Мне мазали лицо каким-то жиром. Потом стал понемногу приходить в себя. Глаза долго не видели, наверное, целый месяц. Лагерь был интернациональным, но все национальности содержались раздельно. В апреле нас группами стали уводить на запад подальше от линии фронта. По дороге останавливались у немецких крестьян, бауеров. Я еще плохо себя чувствовал, еле шел, отставал от группы, наверное, метров на двадцать пять. Думал, что пристрелят. Помню, в пути летели английские истребители. Конвоиры дали команду: «Ложись!» Мы легли прямо на дорогу. Я стал бежать от дороги, думаю, какая разница, лежать еще хуже. Задрал голову, смотрю. Они начали один за другим пикировать, но не стреляют. Попикировали-попикировали и улетели. 23 апреля остановились на ночлег в каком-то сарае. Утром мимо нас пошли танки с белыми звездами. Прибежали бывшие пленные американцы и взяли в плен конвоиров. Те не сопротивлялись. Они уже чувствовали, что деваться некуда. Освободили нас из этого сарая, мы, конечно, обрадовались. Мы пошли дальше и дошли до какого-то городишка. В нем мы жили где-то до середины мая. К нам присоединились другие военнопленные и угнанные на работу гражданские. Немецкое население вело себя нейтрально. Они боялись вступать с нами в конфликт. Ребята начали лазать по подвалам в поисках еды и спиртного, хотя американцы нас довольно сносно кормили. 9 мая пошел шум, что окончилась война. Все выбежали на улицу, я тоже выбежал. От радости кричали, аплодировали, закончилась война! Немцы были, по-моему, просто потрясены.
Подъем самолета Ил-2, у которого повреждено шасси
Все время ходили какие-то слухи, что американцы соблазняли вступить в их армию, что нас не будут возвращать на родину, но где-то в середине мая пришла колонна «студебекеров», и нас отвезли в Австрию в расположение наших войск. Там был организован сборный пункт. Жить было негде, пришлось строить землянки. Я чувствовал себя плохо и обратился к охране. Меня положили в лазарет. Там я написал письмо матери в Москву. Сообщил, что такого-то числа был сбит, обгорел, чтобы она не расстраивалась, лицо заживает нормально. Мать отнесла письмо в Москворецкий военкомат, а то ведь оттуда уже похоронка пришла. Ведь моя группа улетела, не увидев мой раскрывшийся парашют.
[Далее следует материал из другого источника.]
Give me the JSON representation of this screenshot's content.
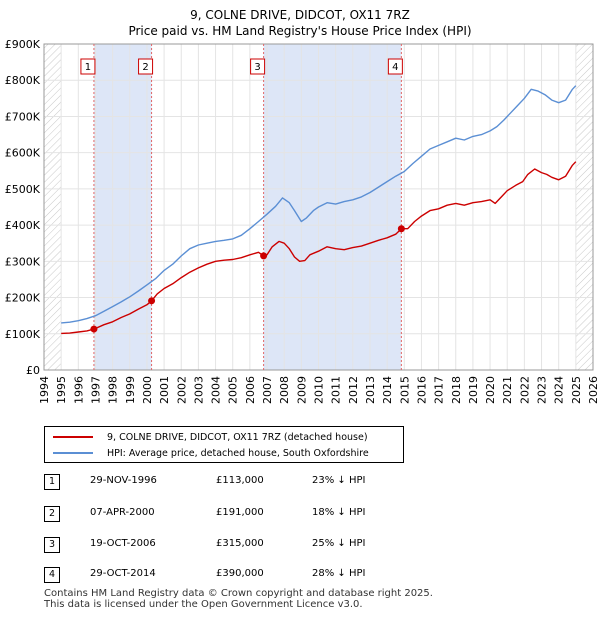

Из Австрии нас на поезде отправили в Первую горьковскую стрелковую дивизию – так назывался фильтрационный лагерь где-то на территории Белоруссии. Там я узнал, что 23 февраля мне было присвоено звание Героя Советского Союза. Это сказали ребята, которые были сбиты после меня и тоже проверку проходили. Я особо не афишировал это дело, но во время проверки мы писали все, что знали друг про друга, и это, естественно, всплыло. Поэтому ко мне относились очень хорошо, никаких нажимов не было. Я сам относился к работникам КГБ с большим уважением. Для нас это была героическая профессия. Где-то в августе, когда пришли все ответы на запросы, мне дали шинель с пехотными погонами, какой-то документ и выпустили. Я приехал в полк, а к этому времени весь наш корпус расформировали. Командующий вызвал меня: «Вы летчик опытный, но все же сильно пострадавший. Здоровья у вас нет. Образование среднее. Предлагаем вам поехать домой». Вот так в 1946 году меня демобилизовали. Приехал в Москву, обратился в военкомат. Там еще раз прошел проверку. В том же году поступил в Московский энергетический институт. Через год меня вызвали в военкомат и вручили Золотую Звезду.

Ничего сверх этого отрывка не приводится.